Le 27 juillet 2020, la société Volkswagen Bank a adressé à la société Résine Style une lettre de rappel concernant plusieurs loyers impayés pour un montant de 1.527,57 euros.
Le 31 août 2020, par lettre recommandée avec avis de réception, la société Volkswagen Bank a mis en demeure la société Résine Style de régler la somme de 2.170,14 euros dans un délai de 8 jours, sous peine de résiliation du contrat de plein droit.
Par acte introductif d’instance du 1er avril 2021, la société Volkswagen Bank GMBH a assigné la société Résine Style en paiement de la somme de 32.558.20 euros outre intérêts au taux contractuel de 18% l’an à compter du premier impayé, soit le 1er mars 2020, devant le tribunal de commerce de Saint-Étienne.

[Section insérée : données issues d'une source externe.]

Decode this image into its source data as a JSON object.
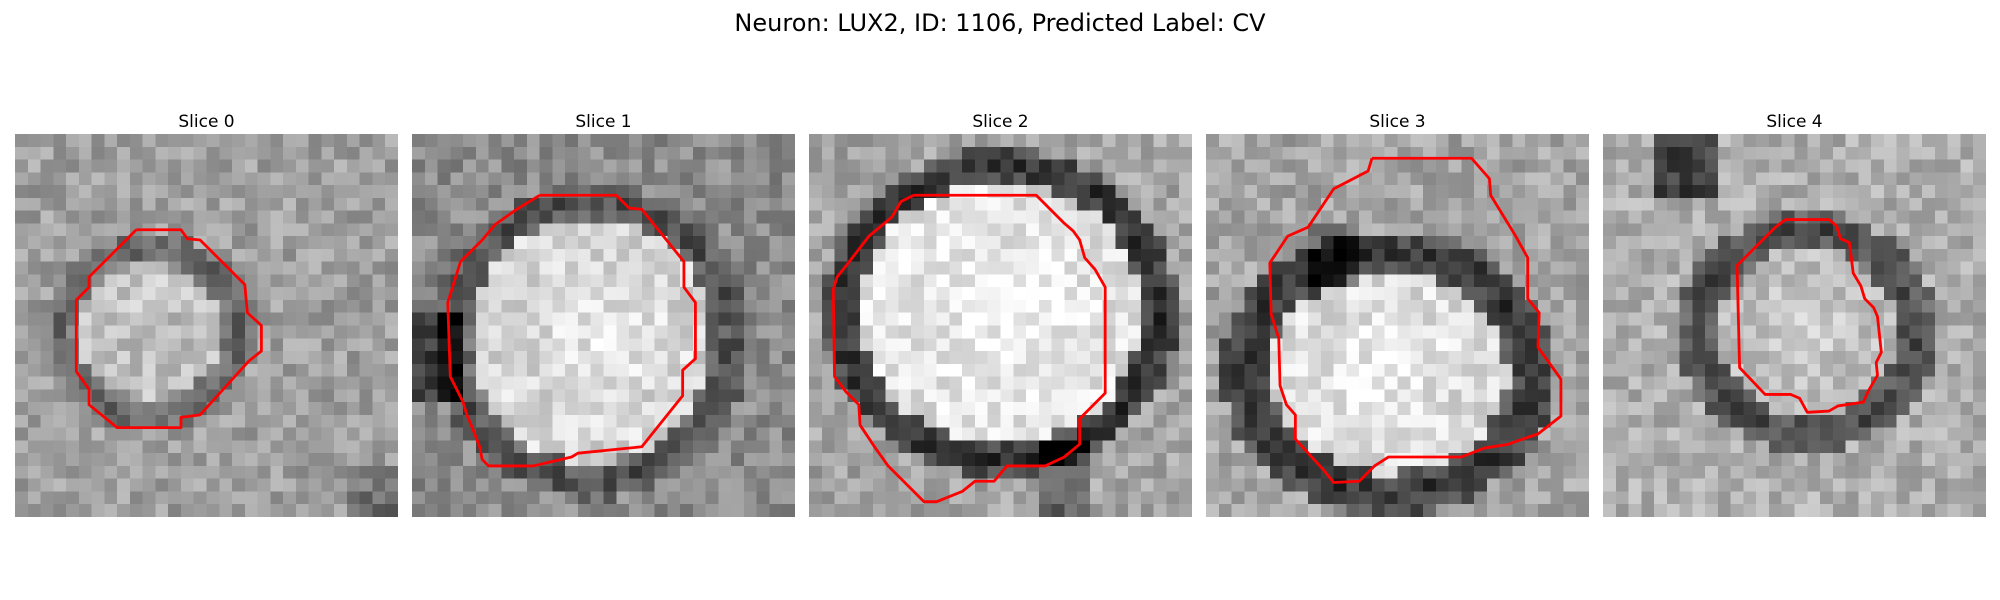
{
  "figure": {
    "title": "Neuron: LUX2, ID: 1106, Predicted Label: CV"
  },
  "panels": [
    {
      "title": "Slice 0",
      "seed": 11,
      "ring_shade": 95,
      "inner_shade": 190,
      "outer_shade": 160,
      "dark_corner": "bottom-right"
    },
    {
      "title": "Slice 1",
      "seed": 23,
      "ring_shade": 75,
      "inner_shade": 215,
      "outer_shade": 140,
      "dark_corner": "left"
    },
    {
      "title": "Slice 2",
      "seed": 37,
      "ring_shade": 45,
      "inner_shade": 225,
      "outer_shade": 165,
      "dark_corner": "bottom"
    },
    {
      "title": "Slice 3",
      "seed": 41,
      "ring_shade": 50,
      "inner_shade": 220,
      "outer_shade": 165,
      "dark_corner": "top-left"
    },
    {
      "title": "Slice 4",
      "seed": 59,
      "ring_shade": 70,
      "inner_shade": 190,
      "outer_shade": 175,
      "dark_corner": "top-left"
    }
  ],
  "colors": {
    "contour": "#ff0000",
    "background": "#ffffff"
  }
}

Par jugement contradictoire du 5 avril 2023, le tribunal de commerce de Saint-Étienne a :
donné acte à la société Volkswagen Bank GMBH de ce qu’elle rectifie le montant de ses réclamations,
donné acte à la société Volkswagen Bank GMBH de ce qu’elle se désiste de sa demande de restitution du véhicule du fait de l’évolution de la situation,
condamné la société Résine Style à payer à la société Volkswagen Bank GMBH la somme de 358,20 euros outre intérêts au taux contractuel de 18 % l’an à compter du 21 mai 2021 et ce jusqu’à complet paiement,
condamné la société Résine Style à payer à la société Volkswagen Bank GMBH les intérêts au taux contractuel de 18 % l’an à compter de la date de mise en demeure, soit le 31 août 2020 jusqu’à la date du 20 mai 2021 sur la somme de 32.558.20 euros,
rejeté la demande de la société Résine Style de dire qu’elle s’est retrouvée dans l’impossibilité d’honorer les loyers dus en raison du retard dans le règlement des sommes dues par la société Bymycar,
débouté la société Résine Style de toutes ses demandes,
condamné la société Résine Style à verser à la société Volkswagen Bank GMBH la somme de 500 euros en application de l’article 700 du code de procédure civile,
dit que les dépens, dont frais de greffe taxés et liquidés à 70,69 euros, sont à la charge de la société Résine Style,
dit qu’en application de l’article 514 du code de procédure civile, le jugement est exécutoire de plein droit à titre provisoire,
débouté les parties du surplus de leurs demandes.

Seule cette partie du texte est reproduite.